Caxton’s radio crackled but before she could answer it Lieutenant Peters stood up straight, without warning, and every eye in the room turned to look at her. The guardswoman touched the earpiece of her radio set. “Report,” she said. Caxton guessed she was talking to the pilot of one of the helicopters. The Cyclorama building had no windows, so that was the only way they had to know what was happening outside without poking their heads out the door and taking a personal look. Nobody was about to volunteer for that duty. “Okay, received,” the lieutenant said a moment later. She turned to look at Caxton. “Definite signs of movement. Under light enhancement these things show up pretty good, and—”
The doors of the Cyclorama Center slammed open before she could finish her thought. A single vampire strode through them, his arms wide, his mouth open in a wicked grin. He was shirtless and Caxton could make out his ribs below his tight white skin, but his cheeks were glowing pink. He must have just fed, moments before.
The guardsmen were ready, had been ready since they’d taken shelter in the building. They opened up with single shots, peppering both sides of his chest. White meat splattered from the impacts and a thin black tendril of blood oozed from a wound in his cheek. He took a step forward and new holes opened all over his body, but the older wounds were already healing over.
Another step forward—and then white shapes burst out from behind him, flashing left and right, other vampires coming in right behind him.
No, Caxton thought, but yes—they were that well organized. They had planned this attack, they had gorged one of their number on blood until he was nearly bulletproof and they had sent him in first. While he drew fire the weaker vampires had crept inside without resistance.
The round room’s weird acoustics made every rifle shot echo and repeat, and the muzzle flashes fractured Caxton’s vision as she jumped to her feet.

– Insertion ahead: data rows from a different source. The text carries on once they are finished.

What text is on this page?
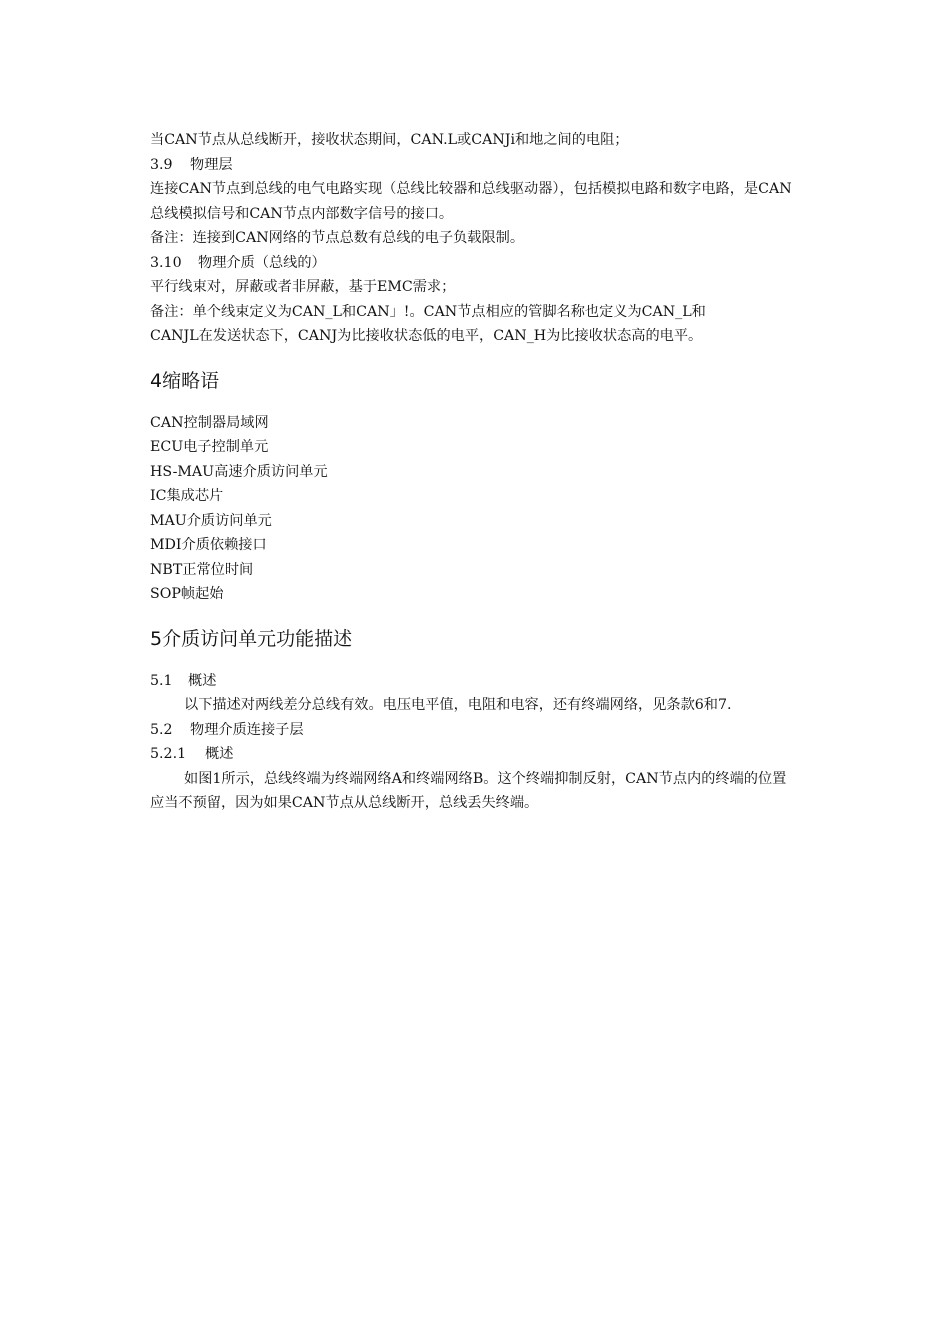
当CAN节点从总线断开，接收状态期间，CAN.L或CANJi和地之间的电阻；
3.9 物理层
连接CAN节点到总线的电气电路实现（总线比较器和总线驱动器），包括模拟电路和数字电路，是CAN总线模拟信号和CAN节点内部数字信号的接口。
备注：连接到CAN网络的节点总数有总线的电子负载限制。
3.10 物理介质（总线的）
平行线束对，屏蔽或者非屏蔽，基于EMC需求；
备注：单个线束定义为CAN_L和CAN」!。CAN节点相应的管脚名称也定义为CAN_L和
CANJL在发送状态下，CANJ为比接收状态低的电平，CAN_H为比接收状态高的电平。
4缩略语
CAN控制器局域网
ECU电子控制单元
HS-MAU高速介质访问单元
IC集成芯片
MAU介质访问单元
MDI介质依赖接口
NBT正常位时间
SOP帧起始
5介质访问单元功能描述
5.1 概述
以下描述对两线差分总线有效。电压电平值，电阻和电容，还有终端网络，见条款6和7.
5.2 物理介质连接子层
5.2.1 概述
如图1所示，总线终端为终端网络A和终端网络B。这个终端抑制反射，CAN节点内的终端的位置应当不预留，因为如果CAN节点从总线断开，总线丢失终端。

She grabbed Glauer and shoved him toward the rear exit, a fire door at the northern side of the building. She felt a cold breeze on the back of her neck and spun around. It felt as if her Beretta jumped into her hand. Before she’d even registered the pale shape looming at her shoulder she lifted and fired three quick shots. The vampire there curled around his emaciated limbs and tumbled at her feet. Had she hit the heart? She doubted it—she’d been firing blind.
Hurriedly she brought up her rifle and shoved the stock into the crook of her shoulder. The vampire struggled to get his knees under him, then one foot. She waited, holding as long as she could, until his pale body loomed up and over her again.
Then she pressed the muzzle of her weapon against his chest and fired a .50-caliber round right through his heart. He died before he could even look surprised.
Safe—for the moment—she spun around to see what was happening.
Elsewhere in the room the guardsmen were dying faster than they could acquire targets. She saw one screaming and pounding at the floor as a vampire tore into his back with razor-sharp teeth. His legs had already been torn off by another. She saw Lieutenant Peters wrestling with a vampire that could have bench-pressed her, body armor and all, smacking the monster across the head again and again with the heat shield of her patrol rifle.
“Break contact,” Caxton shouted, and a few of the guardsmen heard her and ran for the fire door.
Those few who weren’t already in the process of dying. She tried to line up a shot on the vampire wrestling with Peters, but there was no way to avoid hitting the lieutenant as well. A moment later it didn’t matter—the vampire got his face into her throat. The guardswoman tried to spit out one last curse, but it came out as a gurgling, plaintive moan. In moments she was dead, and her vampire assailant was that much stronger.